وَاعْلَمْ أَنَّ الْأُمَّةَ لَوْ اجْتَمَعَتْ عَلَى أَنْ يَنْفَعُوكَ بِشَيْءٍ لَمْ يَنْفَعُوكَ إِلَّا بِشَيْءٍ قَدْ كَتَبَهُ اللَّهُ لَكَ ، وَلَوْ اجْتَمَعُوا عَلَى أَنْ يَضُرُّوكَ بِشَيْءٍ لَمْ يَضُرُّوكَ إِلَّا بِشَيْءٍ قَدْ كَتَبَهُ اللَّهُ عَلَيْكَ رُفِعَتْ الْأَقْلَامُ وَجَفَّتْ الصُّحُفُ“Ketahuilah, sesungguhnya jika seluruh makhluk (di langit dan di bumi), mereka berkumpul untuk mendatangkan suatu manfaat untukmu, niscaya mereka tidak dapat memberikan manfaat untukmu kecuali apa yang Allah tetapkan untukmu. Dan seandainya mereka berkumpul untuk mendatangkan bahaya untukmu, niscaya mereka tidak dapat mendatangkan suatu pun bahaya untukmu kecuali apa yang telah Allah tetapkan untukmu. Pena (penulis takdir) telah diangkat dan catatan (takdir) telah mengering.” (HR. Tirmizi, no. 2516, dinyatakan shahih oleh al-Albani dalam Shahih Tirmizi).

Perbuatan menganggap sial ini, meskipun dianggap ringan oleh sebagian orang, namun perbuatan ini besar di sisi Allah Subhanahu wa Ta’ala. Bagaimana tidak, perbuatan ini adalah perbuatan syirik, artinya seorang hamba menzalimi Allah Subhanahu wa Ta’ala. Dalam sebuah hadis dari Abdullah bin Mas’ud, ia bertanya pada Rasulullah -shallallahu ‘alaihi wa sallam:

أَىُّ الذَّنْبِ أَعْظَمُ عِنْدَ اللَّهِ قَالَ « أَنْ تَجْعَلَ لِلَّهِ نِدًّا وَهْوَ خَلَقَكَ “Dosa apa yang paling besar di sisi Allah?” “Engkau membuat sekutu bagi Allah padahal Dia telah menciptakanmu”, jawab Nabi shallallahu ‘alaihi wa sallam. (HR. Bukhari no. 4477 dan Muslim no. 86).

maka hendaknya kita tidak meremehkan hal ini. Kita jauhi hal ini dan kita beritahukan kepada saudara-saudara kita yang masih mengamalkannya dan memiliki keyakinan-keyakinan demikian.
Setelah kita mengetahui bahwasanya anggapan sial yang beredar di masyarakat kita dengan berbagai macamnya adalah perbuatan dosa, dan hal itu bukanlah dosa yang ringan, tapi perbuatan dosa yang palign besar, lalu bagaimana cara kita menanamkan keyakinan kepada diri kita bahwa tidak ada sial dalam Islam, menanamkan pada jiwa kita bahwa Allah-lah satu-satunya yang mampu memberi manfaat dan menolak bahaya, caranya adalah dengan bertawakkal kepada Allah.
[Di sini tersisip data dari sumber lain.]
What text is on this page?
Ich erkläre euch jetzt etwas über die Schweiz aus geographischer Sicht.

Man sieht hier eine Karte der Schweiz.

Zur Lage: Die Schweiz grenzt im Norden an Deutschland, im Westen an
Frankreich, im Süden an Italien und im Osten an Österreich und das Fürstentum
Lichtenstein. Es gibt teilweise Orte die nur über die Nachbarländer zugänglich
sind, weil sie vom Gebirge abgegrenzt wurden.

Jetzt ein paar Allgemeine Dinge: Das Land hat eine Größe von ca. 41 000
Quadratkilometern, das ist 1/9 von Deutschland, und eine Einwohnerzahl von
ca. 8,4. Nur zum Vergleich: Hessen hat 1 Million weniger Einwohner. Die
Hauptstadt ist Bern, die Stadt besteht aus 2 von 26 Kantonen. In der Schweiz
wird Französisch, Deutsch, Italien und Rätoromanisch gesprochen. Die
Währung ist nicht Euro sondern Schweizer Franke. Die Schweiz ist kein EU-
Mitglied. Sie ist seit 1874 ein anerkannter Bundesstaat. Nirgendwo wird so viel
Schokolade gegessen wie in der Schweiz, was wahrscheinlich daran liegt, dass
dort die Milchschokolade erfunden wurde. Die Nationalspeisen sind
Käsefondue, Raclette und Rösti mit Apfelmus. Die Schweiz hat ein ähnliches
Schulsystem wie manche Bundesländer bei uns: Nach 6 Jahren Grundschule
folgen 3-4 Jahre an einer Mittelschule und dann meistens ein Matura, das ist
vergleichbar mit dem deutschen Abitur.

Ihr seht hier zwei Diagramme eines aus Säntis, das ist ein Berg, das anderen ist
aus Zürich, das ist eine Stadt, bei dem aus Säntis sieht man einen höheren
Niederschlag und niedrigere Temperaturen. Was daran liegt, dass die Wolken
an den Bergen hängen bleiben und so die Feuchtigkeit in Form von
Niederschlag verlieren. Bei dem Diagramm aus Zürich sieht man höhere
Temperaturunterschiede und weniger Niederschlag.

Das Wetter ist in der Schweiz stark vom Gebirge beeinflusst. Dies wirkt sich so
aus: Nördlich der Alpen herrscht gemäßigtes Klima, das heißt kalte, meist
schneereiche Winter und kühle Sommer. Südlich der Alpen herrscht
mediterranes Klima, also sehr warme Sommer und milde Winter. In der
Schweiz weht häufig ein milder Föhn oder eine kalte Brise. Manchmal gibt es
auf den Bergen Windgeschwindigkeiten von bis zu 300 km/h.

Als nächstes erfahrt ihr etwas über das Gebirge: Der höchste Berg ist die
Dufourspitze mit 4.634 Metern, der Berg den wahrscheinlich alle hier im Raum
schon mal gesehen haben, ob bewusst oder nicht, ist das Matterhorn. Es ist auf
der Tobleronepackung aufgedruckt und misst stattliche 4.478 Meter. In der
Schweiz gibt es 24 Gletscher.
Anggapan sial mengurangi tauhid seorang muslim dan dinilai syirik. Penilaian syirik ini dilihat dari beberapa sisi:

1. Bergantung pada sesuatu yang bukan sebab secara hakiki,
2. Memutuskan suatu kejadian seakan-akan menentang takdir Allah, dan
3. Mengurangi tauhid.

Untuk menghilangkan persangkaan sial di sini hanyalah dengan tawakkal. Karena tawakkal terdapat ketergantungan hati pada Allah. Dalam sebuah hadis disebutkan, “Namun Allah-lah yang menghilangkan anggapan sial tersebut dengan tawakkal”.
Ingatlah pelajaran dari firman Allah Ta’ala:

وَمَنْ يَتَوَكَّلْ عَلَى اللَّهِ فَهُوَ حَسْبُهُ“Dan barangsiapa yang bertawakkal kepada Allah niscaya Allah akan mencukupkan (keperluan)nya.” (QS. Ath Tholaq: 3).

Jangan menuduh kesialan itu pada tanggal, hari, angka, bulan, tempat atau nama anak. Buang jauh-jauh anggapan sial dan ganti dengan tawakkal pada Allah Ta’ala.  Ketika mendapatkan hal yang tidak mengenakkan, ucapkanlah:




اللَّهُمَّ لاَ يَأْتِى بِالْحَسَنَاتِ إِلاَّ أَنْتَ وَلاَ يَدْفَعُ السَّيِّئَاتِ إِلاَّ أَنْتَ وَلاَ حَوْلَ وَلاَ قُوَّةَ إِلاَّ بِكَ “Ya Allah, tiada yang dapat mendatangkan kebaikan kecuali Engkau. Tidak ada yang dapat menolak bahaya kecuali Engkau. Tidak ada daya dan upaya melainkan dengan pertolongan-Mu.”